IN: Gold price rises most since August 6 on bargain-hunting
iNVEZZ.com, Tuesday, August 26: Gold was up the most in almost three weeks on speculation the low prices will spur physical demand as market participants consider risk premiums from the armed conflicts in Ukraine, the Middle East and North Africa.
On the New York Mercantile Exchange (NYMEX), December gold futures were up $8.6 a troy ounce to $1,287.5 as of 12:29 BST. It represents their biggest daily advance since August 6. Bullion tumbled to $1,272 on August 21, its lowest since June 18, after minutes of the Federal Reserve’s latest policy meeting revealed policy makers may raise borrowing costs sooner than expected.
James Moore, an analyst at FastMarkets Ltd. in London, told Bloomberg: “Gold may be picking up a little bit of bargain-hunting interest […] [Ukraine and the Middle East] are helping keep gold underpinned.”
Libya’s ambassador to Egypt, Mouhammad Jibreel, framed his country’s ongoing civil conflict as a “pan-Arabic security issue,” Morocco’s al-Alam newspaper reported. Jibreel also emphasised the “necessity for the international community to intervene to solve the Libyan crisis,” adding that his country has no “complexes” about foreign intervention.

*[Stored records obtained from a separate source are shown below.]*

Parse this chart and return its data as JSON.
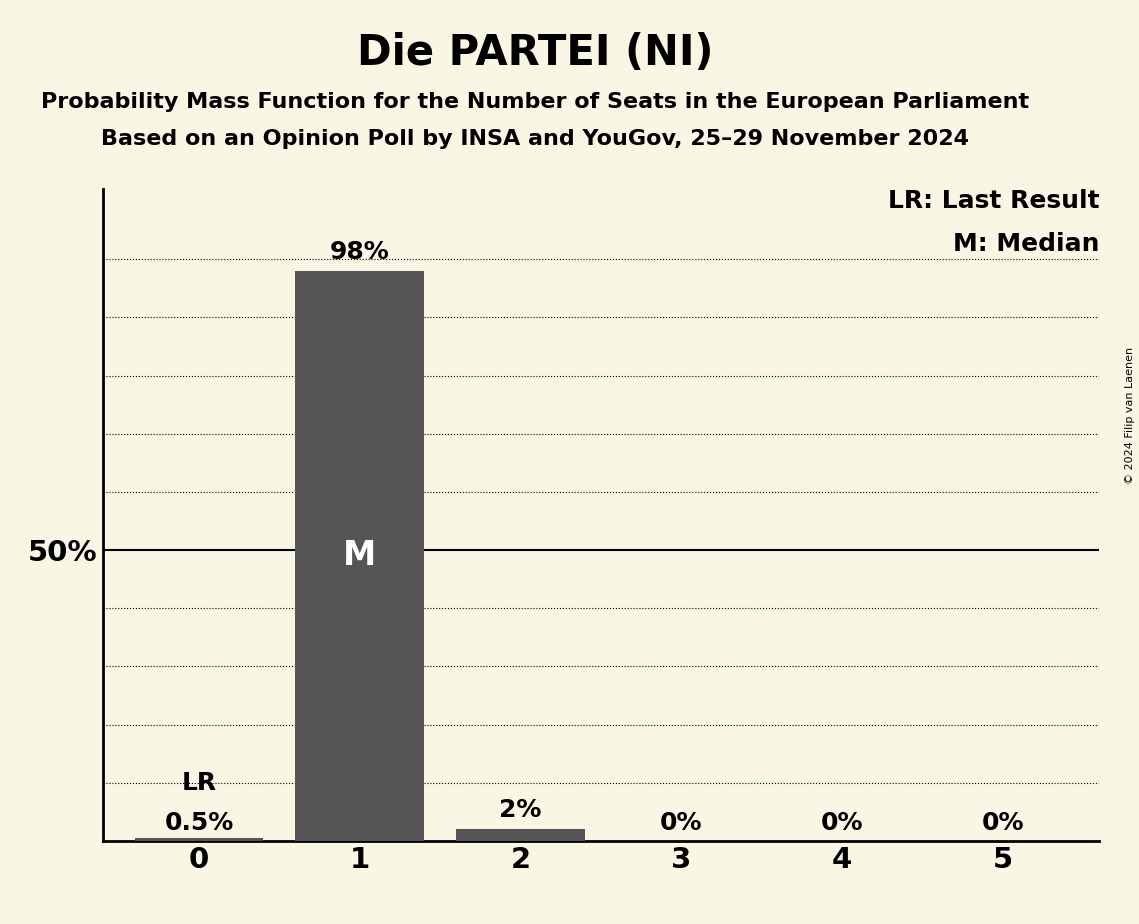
{
  "title": "Die PARTEI (NI)",
  "subtitle1": "Probability Mass Function for the Number of Seats in the European Parliament",
  "subtitle2": "Based on an Opinion Poll by INSA and YouGov, 25–29 November 2024",
  "copyright": "© 2024 Filip van Laenen",
  "categories": [
    0,
    1,
    2,
    3,
    4,
    5
  ],
  "values": [
    0.005,
    0.98,
    0.02,
    0.0,
    0.0,
    0.0
  ],
  "bar_color": "#555555",
  "bg_color": "#faf6e4",
  "bar_labels": [
    "0.5%",
    "98%",
    "2%",
    "0%",
    "0%",
    "0%"
  ],
  "median_label": "M",
  "lr_label": "LR",
  "legend_lr": "LR: Last Result",
  "legend_m": "M: Median",
  "y50_label": "50%",
  "ylim_max": 1.12,
  "title_fontsize": 30,
  "subtitle_fontsize": 16,
  "label_fontsize": 18,
  "tick_fontsize": 21,
  "legend_fontsize": 18,
  "copyright_fontsize": 8
}
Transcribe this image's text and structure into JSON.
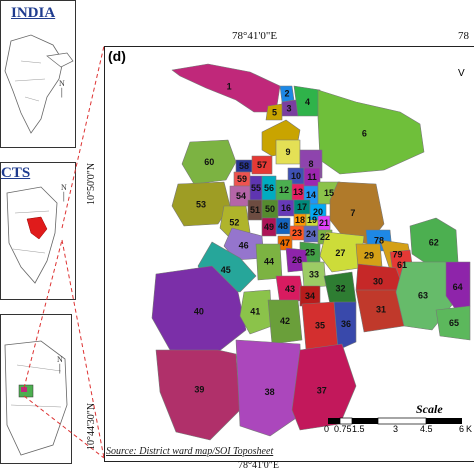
{
  "inset_india": {
    "title": "INDIA"
  },
  "inset_districts": {
    "title": "CTS"
  },
  "main_map": {
    "panel_label": "(d)",
    "top_coord": "78°41'0\"E",
    "top_coord_right": "78",
    "bottom_coord": "78°41'0\"E",
    "left_coord_top": "10°50'0\"N",
    "left_coord_bottom": "10°44'30\"N",
    "source": "Source: District ward map/SOI Toposheet",
    "scale_title": "Scale",
    "scale_ticks": [
      "0",
      "0.75",
      "1.5",
      "3",
      "4.5",
      "6"
    ],
    "scale_unit_partial": "K",
    "north_partial": "V"
  },
  "wards": [
    {
      "id": "1",
      "color": "#c0287a"
    },
    {
      "id": "2",
      "color": "#1e88e5"
    },
    {
      "id": "3",
      "color": "#7b3fa0"
    },
    {
      "id": "4",
      "color": "#2fb34a"
    },
    {
      "id": "5",
      "color": "#c9a400"
    },
    {
      "id": "6",
      "color": "#6fbf3a"
    },
    {
      "id": "7",
      "color": "#b07a2a"
    },
    {
      "id": "8",
      "color": "#8e44ad"
    },
    {
      "id": "9",
      "color": "#e4e055"
    },
    {
      "id": "10",
      "color": "#3f51b5"
    },
    {
      "id": "11",
      "color": "#9c27b0"
    },
    {
      "id": "12",
      "color": "#4caf50"
    },
    {
      "id": "13",
      "color": "#e91e63"
    },
    {
      "id": "14",
      "color": "#2196f3"
    },
    {
      "id": "15",
      "color": "#8bc34a"
    },
    {
      "id": "16",
      "color": "#673ab7"
    },
    {
      "id": "17",
      "color": "#00897b"
    },
    {
      "id": "18",
      "color": "#ff9800"
    },
    {
      "id": "19",
      "color": "#cddc39"
    },
    {
      "id": "20",
      "color": "#03a9f4"
    },
    {
      "id": "21",
      "color": "#e040fb"
    },
    {
      "id": "22",
      "color": "#7cb342"
    },
    {
      "id": "23",
      "color": "#ff5722"
    },
    {
      "id": "24",
      "color": "#5c6bc0"
    },
    {
      "id": "25",
      "color": "#43a047"
    },
    {
      "id": "26",
      "color": "#8e24aa"
    },
    {
      "id": "27",
      "color": "#cddc39"
    },
    {
      "id": "28",
      "color": "#7e57c2"
    },
    {
      "id": "29",
      "color": "#d4a017"
    },
    {
      "id": "30",
      "color": "#c62828"
    },
    {
      "id": "31",
      "color": "#c0392b"
    },
    {
      "id": "32",
      "color": "#2e7d32"
    },
    {
      "id": "33",
      "color": "#9ccc65"
    },
    {
      "id": "34",
      "color": "#b71c1c"
    },
    {
      "id": "35",
      "color": "#d32f2f"
    },
    {
      "id": "36",
      "color": "#3949ab"
    },
    {
      "id": "37",
      "color": "#c2185b"
    },
    {
      "id": "38",
      "color": "#ab47bc"
    },
    {
      "id": "39",
      "color": "#b0306a"
    },
    {
      "id": "40",
      "color": "#7b2fa8"
    },
    {
      "id": "41",
      "color": "#8bc34a"
    },
    {
      "id": "42",
      "color": "#6a9f3a"
    },
    {
      "id": "43",
      "color": "#d81b60"
    },
    {
      "id": "44",
      "color": "#7cb342"
    },
    {
      "id": "45",
      "color": "#26a69a"
    },
    {
      "id": "46",
      "color": "#9575cd"
    },
    {
      "id": "47",
      "color": "#ef6c00"
    },
    {
      "id": "48",
      "color": "#1565c0"
    },
    {
      "id": "49",
      "color": "#ad1457"
    },
    {
      "id": "50",
      "color": "#558b2f"
    },
    {
      "id": "51",
      "color": "#6d4c41"
    },
    {
      "id": "52",
      "color": "#afb42b"
    },
    {
      "id": "53",
      "color": "#9e9d24"
    },
    {
      "id": "54",
      "color": "#b565a7"
    },
    {
      "id": "55",
      "color": "#5e35b1"
    },
    {
      "id": "56",
      "color": "#00acc1"
    },
    {
      "id": "57",
      "color": "#e53935"
    },
    {
      "id": "58",
      "color": "#283593"
    },
    {
      "id": "59",
      "color": "#ef5350"
    },
    {
      "id": "60",
      "color": "#7cb342"
    },
    {
      "id": "61",
      "color": "#e53935"
    },
    {
      "id": "62",
      "color": "#4caf50"
    },
    {
      "id": "63",
      "color": "#66bb6a"
    },
    {
      "id": "64",
      "color": "#8e24aa"
    },
    {
      "id": "65",
      "color": "#5cb85c"
    },
    {
      "id": "78",
      "color": "#1e88e5"
    },
    {
      "id": "79",
      "color": "#d4a017"
    }
  ]
}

The UAE has secretly sent airplanes on bombing sorties against militants in Libya over the past week, using bases in Egypt, US officials said, according to AFP. The raids were first reported by the New York Times and militants in Libya also said they had taken place.
A senior US official said yesterday president Barack Obama had authorised manned and unmanned reconnaissance flights over Syria, the New York Times reported. The Syrian government warned the White House that potential airstrikes against the Islamic State (IS) inside Syria had to be coordinated with Damascus or or it would view them as “an act of aggression”.
The US involvement in the civil war-torn country has so far been predicated on making sure no clear winner could emerge, in what one of the foremost experts on Syria Professor Joshua Landis once described as a “[r]ecipe for perpetual war.”
“[T]he US is playing a mischievous role. It is supporting rebels but making sure they cannot win,” Professor Landis said on May 28.
The US has been using its airpower to bomb positions of the IS in Iraq since before August 7. The recently revealed surveillance programme might be a first step toward airstrikes against the IS around the largely erased Iraq-Syria border. The IS controls large swaths of territory in north-eastern Syria and Western Iraq.
Russian president Vladimir Putin has arrived in Minsk for talks with member states of the Eurasian Customs Union, Ukraine and representatives of the EU. Putin’s spokesman Dimitry Peskov did not exclude the possibility of a bilateral meeting between him and Ukrainian president Petro Poroshenko.
Peskov said: “There are many issues for discussion [between Putin and Poroshenko] […] They include Ukrainian domestic crisis and terrible humanitarian catastrophe in the country’s east, and the necessity of the ceasefire,” the RT reported. The two presidents may also discuss “bilateral relations between [the] Russian Federation and Ukraine”.
Ukraine said yesterday an armoured column including 10 tanks entered from Russia, Bloomberg reported. The ICE U.S. Dollar index was almost unchanged at 82.55, having earlier hit 82.61 – its strongest since September 6, 2013. The index has gained 1.21 percent since May.
"I think people went short gold when it broke below the 200-day moving average but I would be surprised if it is going to be able to sustain this rally," Standard Bank analyst Walter de Wet told Reuters. "The dollar, despite today's pause, is quite strong and it looks like there is going to be quite a good durable goods number, which would give more signs of U.S. growth and in turn weigh on gold."
According to the International Monetary Fund, Russia and Kazakhstan upped their gold reserves, while Belarus, Ecuador and Mexico were among the countries that reduced them.